Artikel 1
In deze regeling wordt verstaan onder:
- a. accommodatie:
-
accommodatie als bedoeld in artikel 29k, eerste lid, van de Wet op de Jeugdzorg;
- b. organisatie:
-
aanbieder van gesloten jeugdhulp van accommodaties die in 2014 als zodanig zijn aangewezen;
- c. huisvestingslasten:
-
kosten voor huur, rente en aflossing;
- d. minister:
-
de Minister van Volksgezondheid, Welzijn en Sport.
Artikel 2
De artikelen 1, 8, onderdeel d en e, 9, 22, 25, eerste lid, 29, 30, 32, 39, 61 tot
en met 66, 68 en 70 van de Kaderregeling VWS-subsidies zijn van toepassing op het
verstrekken van subsidies op grond van deze regeling.
Artikel 3
-
1. De minister kan aan een organisatie een projectsubsidie verstrekken ten behoeve van
huisvestingslasten van de accommodaties van de organisatie in 2015.
-
2. De subsidie is een bijdrage in de werkelijke huisvestingslasten en bedraagt niet
meer dan het bedrag dat op grond van de Subsidieregeling gesloten jeugdzorg 2013/2014
als onderdeel van de subsidie voor de in 2014 aan de organisatie per accommodatie
voor kapitaalslasten is verleend.
Artikel 4
-
1. Een aanvraag kan tot uiterlijk 15 november 2014 worden ingediend.
-
2. Voor een aanvraag tot verstrekking van een subsidie wordt een door de minister vastgesteld
formulier gebruikt.
-
3. De aanvraag wordt ondertekend door de aanvrager of door een persoon die bevoegd is
de aanvrager te vertegenwoordigen.
Artikel 5
Indien aan de organisatie eveneens subsidie wordt verstrekt op basis van artikel 2,
derde lid, van de Subsidieregeling sanering leegstand gesloten jeugdhulp (Stcrt. 2014, nr. 29722), wordt deze bijdrage in mindering gebracht op de subsidie die op basis van de onderhavige
regeling wordt verstrekt.
Artikel 6
De subsidieontvanger meldt meteen aan de minister indien zich omstandigheden voordoen
die van belang zijn voor een beslissing tot wijziging, intrekking of vaststelling
van de subsidie.
Artikel 7
Deze regeling treedt in werking met ingang van de dag na uitgifte van de Staatscourant
waarin zij wordt geplaatst en werkt terug tot 15 oktober 2014.
Artikel 8
Deze regeling wordt aangehaald als: Subsidieregeling huisvesting gesloten jeugdhulp
2015.
TOELICHTING
Algemeen
De onderhavige regeling heeft betrekking op de subsidieverstrekking in 2015 aan instellingen
voor gesloten jeugdzorg in de kosten van de huisvesting van deze instellingen.
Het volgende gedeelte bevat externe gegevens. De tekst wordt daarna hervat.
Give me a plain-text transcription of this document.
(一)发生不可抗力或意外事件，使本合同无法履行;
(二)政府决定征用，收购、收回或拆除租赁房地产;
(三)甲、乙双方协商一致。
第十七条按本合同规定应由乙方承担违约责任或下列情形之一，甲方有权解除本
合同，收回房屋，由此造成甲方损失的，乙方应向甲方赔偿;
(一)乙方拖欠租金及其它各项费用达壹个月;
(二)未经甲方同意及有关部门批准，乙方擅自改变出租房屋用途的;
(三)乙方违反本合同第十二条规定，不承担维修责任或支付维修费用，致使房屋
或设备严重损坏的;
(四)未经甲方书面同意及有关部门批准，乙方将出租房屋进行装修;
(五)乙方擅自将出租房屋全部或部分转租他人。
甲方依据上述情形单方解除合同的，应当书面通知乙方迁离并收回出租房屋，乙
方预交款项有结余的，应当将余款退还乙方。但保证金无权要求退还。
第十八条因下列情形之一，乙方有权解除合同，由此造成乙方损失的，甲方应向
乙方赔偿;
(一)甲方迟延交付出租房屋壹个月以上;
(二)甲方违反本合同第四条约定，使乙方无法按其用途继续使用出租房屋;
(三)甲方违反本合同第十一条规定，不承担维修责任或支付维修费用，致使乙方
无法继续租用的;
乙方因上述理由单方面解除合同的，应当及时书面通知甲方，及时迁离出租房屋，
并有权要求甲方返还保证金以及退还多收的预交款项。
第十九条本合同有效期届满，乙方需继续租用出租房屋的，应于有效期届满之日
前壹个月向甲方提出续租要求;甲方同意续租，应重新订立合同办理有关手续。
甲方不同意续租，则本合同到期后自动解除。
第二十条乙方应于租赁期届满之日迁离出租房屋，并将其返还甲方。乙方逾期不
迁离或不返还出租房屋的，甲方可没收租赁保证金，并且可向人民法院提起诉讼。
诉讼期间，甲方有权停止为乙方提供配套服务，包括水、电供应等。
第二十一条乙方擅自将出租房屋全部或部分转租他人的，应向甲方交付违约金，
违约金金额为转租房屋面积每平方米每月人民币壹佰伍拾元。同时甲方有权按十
Op 1 januari 2015 treedt de Jeugdwet in werking. De inwerkingtreding heeft ook gevolgen
voor de organisaties die gesloten jeugdhulp1 aanbieden. Gesloten jeugdhulp is de jeugdhulp die een jeugdige krijgt als de rechter
voor deze jeugdige een machtiging heeft verleend om hem in een gesloten accommodatie
te doen opnemen en te doen verblijven (artikel 6.1.2 Jeugdwet).
Vanaf 2015 zijn gemeenten verantwoordelijk voor de uitvoering van de machtiging en
moeten zij ervoor zorgen dat er voldoende capaciteit is om jeugdigen met een machtiging
gesloten jeugdhulp te plaatsen.
Tot 1 januari 2015 ligt deze verantwoordelijkheid bij het Rijk. Jaarlijks kent het
ministerie van VWS de organisaties een instellingssubsidie toe op basis van de Tijdelijke
subsidieregeling gesloten jeugdzorg 2013/2014 (Staatscourant nr. 14648, 17 juli 2012). De instellingssubsidie die de organisatie ontvangt per accommodatie
is bestemd voor de exploitatie van de instelling en de huisvestingslasten. De huidige
vergoeding van de huisvestingslasten van instellingen loopt uiteen van € 0 tot € 20.000
per plaats. Dat verschil moet opgelost worden willen de instellingen op een gelijk
speelveld kunnen opereren. VNG en VWS hebben daarom afgesproken dat gedurende een
overgangsperiode van een aantal jaren VWS de huisvestingslasten van accommodaties
voor gesloten jeugdhulp blijft subsidiëren. Na afloop van deze periode ontvangen de
instellingen op basis van een normatieve huisvestingscomponent (NHC) dezelfde vergoeding
voor huisvestingslasten.
Deze periode start in 2015. Dat jaar is een overgangsjaar waarin instellingen voor
hun accommodaties maximaal eenzelfde bedrag kunnen aanvragen als in 2014 is toegekend.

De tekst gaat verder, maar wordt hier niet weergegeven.